But besides the “regulars” such as snowdrops and daffs, try to find space for one or two of the more unusual, early spring-flowering plants that give you something special to look forward to. You won’t be disappointed, I promise. The one I always look out for is the mezereon, or Daphne mezereum to give it its proper name.
At any other time of year it is a rather unremarkable small, straight-stemmed shrub but in February and March it undergoes a staggering transformation.
The bare winter twigs erupt in a mass of tiny purple “bobbles” that outlines them almost from top to toe.
They are heavily perfumed and when the plant is grown in a warm, sheltered corner the scent builds up until it is totally to die for.
Being very slow-growing, it is ideal for small gardens. So why, you may wonder, don’t we see more of Daphne? The sad fact is it is fussy about growing conditions.

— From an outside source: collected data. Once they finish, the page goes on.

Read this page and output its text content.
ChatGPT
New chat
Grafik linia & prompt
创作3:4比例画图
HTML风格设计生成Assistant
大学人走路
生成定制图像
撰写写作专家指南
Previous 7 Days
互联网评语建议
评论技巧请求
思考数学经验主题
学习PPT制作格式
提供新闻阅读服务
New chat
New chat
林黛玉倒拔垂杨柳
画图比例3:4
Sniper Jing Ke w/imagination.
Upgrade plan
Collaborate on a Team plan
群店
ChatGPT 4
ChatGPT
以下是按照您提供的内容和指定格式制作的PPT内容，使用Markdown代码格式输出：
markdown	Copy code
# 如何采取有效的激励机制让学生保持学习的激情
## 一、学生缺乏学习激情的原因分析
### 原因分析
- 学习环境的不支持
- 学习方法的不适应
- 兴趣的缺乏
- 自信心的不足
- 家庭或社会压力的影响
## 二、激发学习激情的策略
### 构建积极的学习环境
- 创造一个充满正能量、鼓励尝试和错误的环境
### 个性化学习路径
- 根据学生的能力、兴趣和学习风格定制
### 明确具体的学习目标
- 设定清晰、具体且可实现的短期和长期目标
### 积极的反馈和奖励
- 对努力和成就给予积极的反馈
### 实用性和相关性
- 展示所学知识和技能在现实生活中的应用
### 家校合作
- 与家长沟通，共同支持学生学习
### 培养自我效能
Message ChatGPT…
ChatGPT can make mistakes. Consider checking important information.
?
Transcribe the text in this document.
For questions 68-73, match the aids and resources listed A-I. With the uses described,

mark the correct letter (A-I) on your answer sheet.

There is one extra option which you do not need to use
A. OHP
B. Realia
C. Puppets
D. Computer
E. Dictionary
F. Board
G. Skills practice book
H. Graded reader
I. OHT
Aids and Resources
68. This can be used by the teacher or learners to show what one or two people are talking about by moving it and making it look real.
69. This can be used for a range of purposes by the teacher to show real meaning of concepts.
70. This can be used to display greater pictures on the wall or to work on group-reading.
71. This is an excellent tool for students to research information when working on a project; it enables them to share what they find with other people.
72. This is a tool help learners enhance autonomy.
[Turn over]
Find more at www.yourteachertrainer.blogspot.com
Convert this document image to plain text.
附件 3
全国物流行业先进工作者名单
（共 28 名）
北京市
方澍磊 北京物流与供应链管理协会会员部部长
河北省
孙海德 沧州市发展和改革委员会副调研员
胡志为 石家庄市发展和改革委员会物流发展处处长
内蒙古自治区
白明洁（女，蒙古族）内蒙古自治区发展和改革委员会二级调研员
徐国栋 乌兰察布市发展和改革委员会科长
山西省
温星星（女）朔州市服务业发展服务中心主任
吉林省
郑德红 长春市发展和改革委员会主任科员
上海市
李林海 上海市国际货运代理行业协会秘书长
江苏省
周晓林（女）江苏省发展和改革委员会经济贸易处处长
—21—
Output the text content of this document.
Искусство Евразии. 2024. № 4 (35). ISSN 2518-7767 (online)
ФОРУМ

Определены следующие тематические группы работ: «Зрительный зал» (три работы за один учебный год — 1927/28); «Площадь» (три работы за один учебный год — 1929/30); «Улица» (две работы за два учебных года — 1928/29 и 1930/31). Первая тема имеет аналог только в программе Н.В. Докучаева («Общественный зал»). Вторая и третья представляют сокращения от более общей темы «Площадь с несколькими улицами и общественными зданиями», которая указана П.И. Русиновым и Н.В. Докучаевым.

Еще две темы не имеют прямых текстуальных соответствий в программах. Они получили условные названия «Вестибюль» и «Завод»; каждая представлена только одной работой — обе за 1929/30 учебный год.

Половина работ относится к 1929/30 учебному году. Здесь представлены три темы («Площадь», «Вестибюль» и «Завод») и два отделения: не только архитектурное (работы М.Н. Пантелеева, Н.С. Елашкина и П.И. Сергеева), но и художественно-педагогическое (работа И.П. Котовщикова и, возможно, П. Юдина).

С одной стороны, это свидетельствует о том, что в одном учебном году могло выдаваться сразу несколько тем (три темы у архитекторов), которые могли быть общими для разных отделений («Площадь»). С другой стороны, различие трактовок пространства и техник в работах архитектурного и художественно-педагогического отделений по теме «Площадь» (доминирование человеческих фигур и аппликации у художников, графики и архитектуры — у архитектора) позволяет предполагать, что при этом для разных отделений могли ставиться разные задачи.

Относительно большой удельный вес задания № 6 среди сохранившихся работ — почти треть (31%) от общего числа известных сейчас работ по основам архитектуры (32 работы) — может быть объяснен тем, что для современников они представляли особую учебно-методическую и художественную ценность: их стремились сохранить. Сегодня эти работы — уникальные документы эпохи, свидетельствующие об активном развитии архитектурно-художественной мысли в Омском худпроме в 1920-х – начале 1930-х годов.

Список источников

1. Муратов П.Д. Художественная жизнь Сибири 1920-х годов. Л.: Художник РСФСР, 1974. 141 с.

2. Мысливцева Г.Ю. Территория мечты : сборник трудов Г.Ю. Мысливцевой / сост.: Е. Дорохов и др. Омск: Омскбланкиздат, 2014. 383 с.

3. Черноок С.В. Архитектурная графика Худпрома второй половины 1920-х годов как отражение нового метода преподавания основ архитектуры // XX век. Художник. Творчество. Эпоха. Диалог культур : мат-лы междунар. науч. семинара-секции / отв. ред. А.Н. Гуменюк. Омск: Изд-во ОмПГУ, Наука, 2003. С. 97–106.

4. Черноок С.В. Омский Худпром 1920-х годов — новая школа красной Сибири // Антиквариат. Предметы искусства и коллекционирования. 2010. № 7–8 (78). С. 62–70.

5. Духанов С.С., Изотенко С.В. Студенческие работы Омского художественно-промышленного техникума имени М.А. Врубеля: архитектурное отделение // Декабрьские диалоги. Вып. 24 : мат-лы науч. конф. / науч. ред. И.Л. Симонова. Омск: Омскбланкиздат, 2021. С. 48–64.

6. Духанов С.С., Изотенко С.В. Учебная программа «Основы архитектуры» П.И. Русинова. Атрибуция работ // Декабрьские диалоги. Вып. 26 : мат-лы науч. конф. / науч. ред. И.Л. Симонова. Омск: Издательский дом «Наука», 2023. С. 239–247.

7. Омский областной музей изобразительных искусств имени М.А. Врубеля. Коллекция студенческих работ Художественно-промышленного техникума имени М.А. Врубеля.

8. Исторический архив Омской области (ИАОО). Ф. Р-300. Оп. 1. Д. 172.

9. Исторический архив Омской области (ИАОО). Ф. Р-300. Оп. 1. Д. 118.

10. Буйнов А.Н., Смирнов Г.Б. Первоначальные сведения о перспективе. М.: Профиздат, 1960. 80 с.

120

It wants a cool, sheltered yet sunny spot with well-drained, humusrich, lime-free soil but in less suitable positions it struggles or fails and it hates root disturbance so it’s no good expecting to move it later if you get it wrong.
When you have the wrong sort of soil it’s worth trying one in a large tub so you can move it to a showy spot on the patio at flowering time and park it somewhere cooler in summer.
When you see a good specimen, even the least avaricious gardener can’t help thinking, “I want one”.
Another spring special to consider is the white forsythia, Abeliophyllum distichum. The problem here is fitting it in.
It’s a floppy-stemmed shrub roughly 6ft x 6ft that needs the support of a wall, fence or trellis because it is too weak to stand up by itself.
A south-facing porch or trellis fixed to a sunny wall is the perfect place to grow it and it should be given plenty of shelter in well-drained soil.
In February and March the stems are studded with white flowers that trumpet their almond-frangipani scent a fair distance and it’s so moreish you’ll want to be able to inhale at every opportunity.
The shrub is nothing special for the rest of the year so use the branches as support for one or two clematis.
Choose varieties from the viticella and texensis group that flower in summer and can be cut down to ground level in winter, just in time for the spring Abeliophyllum display.
A sunny sheltered wall is also the best place to grow the nearlyexotic Azara microphylla.
This stunning large shrub or small tree has ferny evergreen foliage, joined in March (or February, given a mild winter) by tiny yellow, fluffy flowers that are powerfully scented of what some people identify as vanilla and others, marzipan.
Give it the same conditions as Abeliophyllum and you won’t go far wrong.
All three are real corkers and even if they are a tad fussy, humour them they’re well worth the effort.